Special Assistant to the Prime Minister on Health Dr Faisal Sultan said Thursday that Pakistan would begin its next vaccination phase from March, with the arrival of the AstraZeneca-Oxford vaccine.
Addressing a press conference in Islamabad, the prime minister’s aide said that people above 65 years of age would be given the AstraZeneca-Oxford vaccine that Pakistan is set to receive through the COVAX facility.
The special assistant said that till March, Pakistan would receive 2.8 million doses of the vaccine. “This is a positive development as we will be able to kick-start our second phase.”
He said that the government had announced on February 15 that people above 65 years of age should start registering themselves for the vaccine.
The procedure is the same, send your CNIC number — without dashes — at 1166. “You will get further information from the message you receive.”
He said that the World Health Organisation has approved it and that nearly 35 countries are using it, including the United Kingdom. “It is a safe vaccine.”
He urged people above 65 years to get themselves registered for the vaccine as they are “an important part of the society”.
The special assistant said that the vaccine that is being used to inoculate the frontline healthcare workers is from Sinopharm, adding that he “recommends that it should not be used for people above 60 years.”
“It does not mean that this vaccine is not safe or is not effective,” he said, adding that the people who partook in the vaccine’s trials were not substantial, therefore, Pakistani medical experts advised that it should be used when enough data for people above 60 is available.
Over 52,000 frontline healthcare workers vaccinated
Furthermore, he said that more than 52,000 frontline healthcare workers have received the coronavirus vaccine across Pakistan.
He said that the government considers the frontline healthcare workers as “ideals” — and it proves the vaccine’s efficacy and their trust in it.
Speaking about the procedural changes made in registering for the vaccine, he said that if a frontline healthcare worker is less than 60-year-old, then they will now only have to send their CNIC number — without dashes — at 1166 and visit their nearest vaccination centre. The list is available on the National Command and Control Centre’s website.
From February 22, the general healthcare workers would be able to register themselves through a website, and they will be able to receive the vaccine at their respective vaccination centres.
Pakistan is also one of the first countries that plans to allow the private sector to conduct vaccinations and the drug regulator issued guidelines on Thursday for private companies to set up centres to administer COVID-19 vaccines.
The private sector has an integral role in terms of ensuring safe and secure COVID-19 vaccinations in addition to the pubic sector, the drug regulator said in a notice announcing the guidelines.

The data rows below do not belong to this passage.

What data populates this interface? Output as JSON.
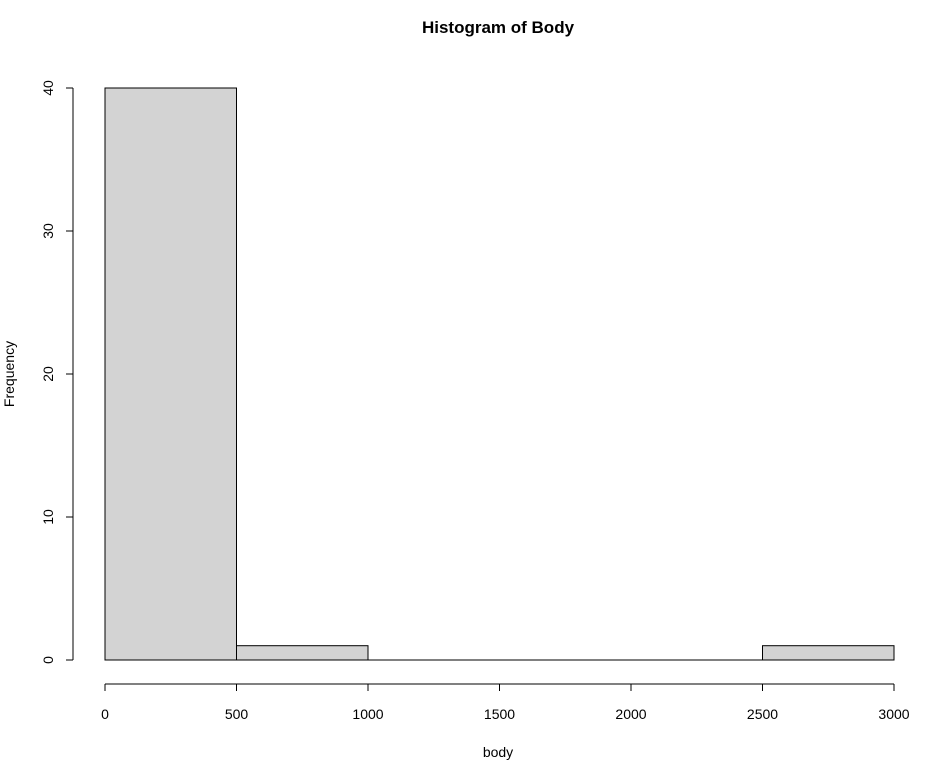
{
  "chart_data": {
    "type": "bar",
    "title": "Histogram of Body",
    "xlabel": "body",
    "ylabel": "Frequency",
    "bins": [
      {
        "from": 0,
        "to": 500,
        "count": 40
      },
      {
        "from": 500,
        "to": 1000,
        "count": 1
      },
      {
        "from": 1000,
        "to": 1500,
        "count": 0
      },
      {
        "from": 1500,
        "to": 2000,
        "count": 0
      },
      {
        "from": 2000,
        "to": 2500,
        "count": 0
      },
      {
        "from": 2500,
        "to": 3000,
        "count": 1
      }
    ],
    "xlim": [
      0,
      3000
    ],
    "ylim": [
      0,
      40
    ],
    "xticks": [
      0,
      500,
      1000,
      1500,
      2000,
      2500,
      3000
    ],
    "yticks": [
      0,
      10,
      20,
      30,
      40
    ],
    "bar_fill": "#d3d3d3",
    "bar_stroke": "#000000",
    "grid": false,
    "legend": "none"
  }
}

“The standard operating procedures (SOPs) are being developed for AVCs (Adult Vaccination Counters) in order to ensure (a) smooth vaccination process,” it said.

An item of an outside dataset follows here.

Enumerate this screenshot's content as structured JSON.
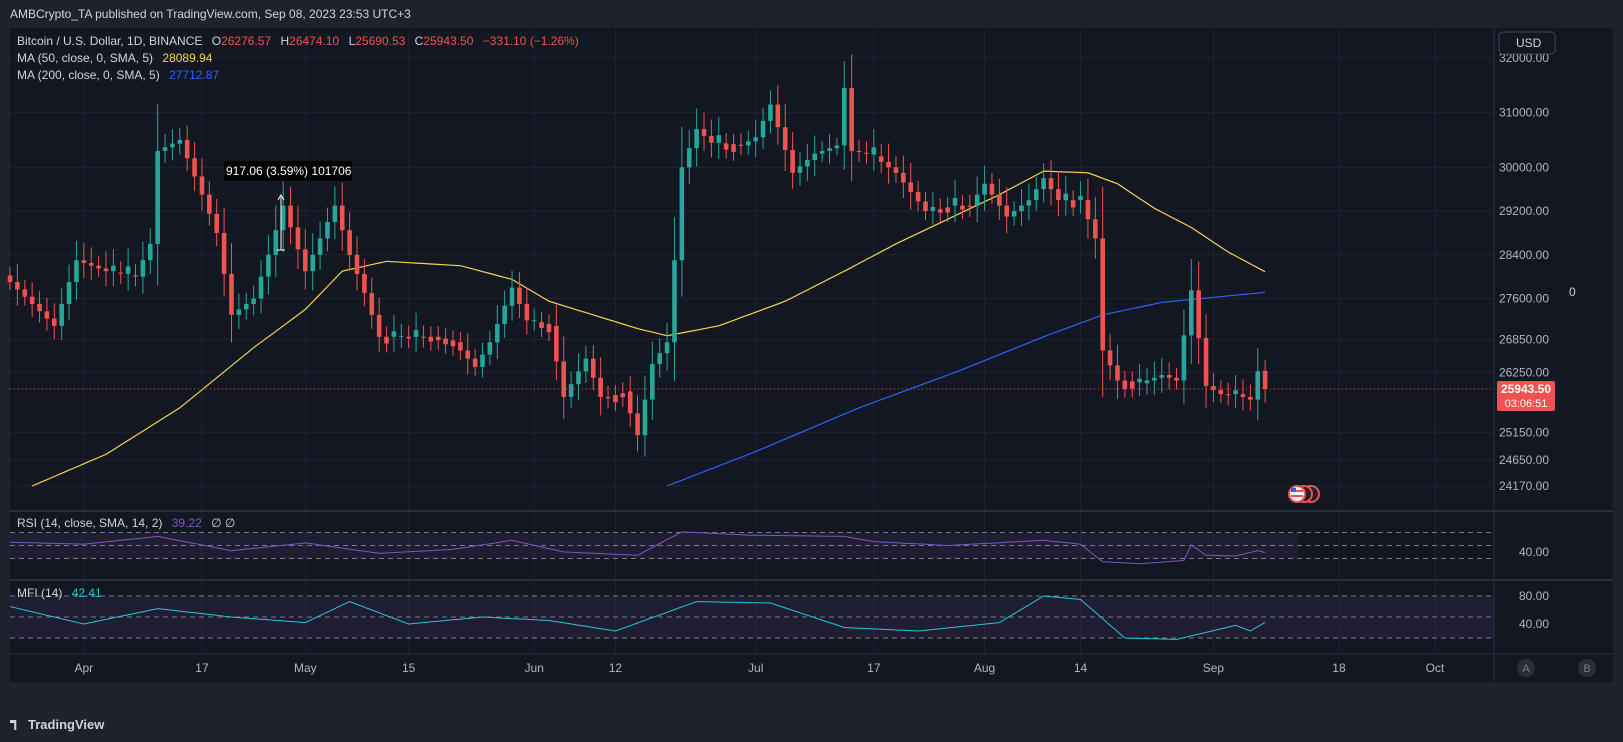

Last week, the country allowed the commercial import and sale of vaccines without price caps, in contrast to most countries, which are importing and administering vaccines through government channels.
The guidelines say private firms will be responsible for identifying and enlisting prioritised people for vaccination, monitoring, surveillance, management, communications and cold-chain management.
The firms will ensure training of nurses and skilled staff in vaccine administration, infection prevention and control, and use of recording and reporting tools on prescribed formats.
The centres will share daily reports with government health management teams.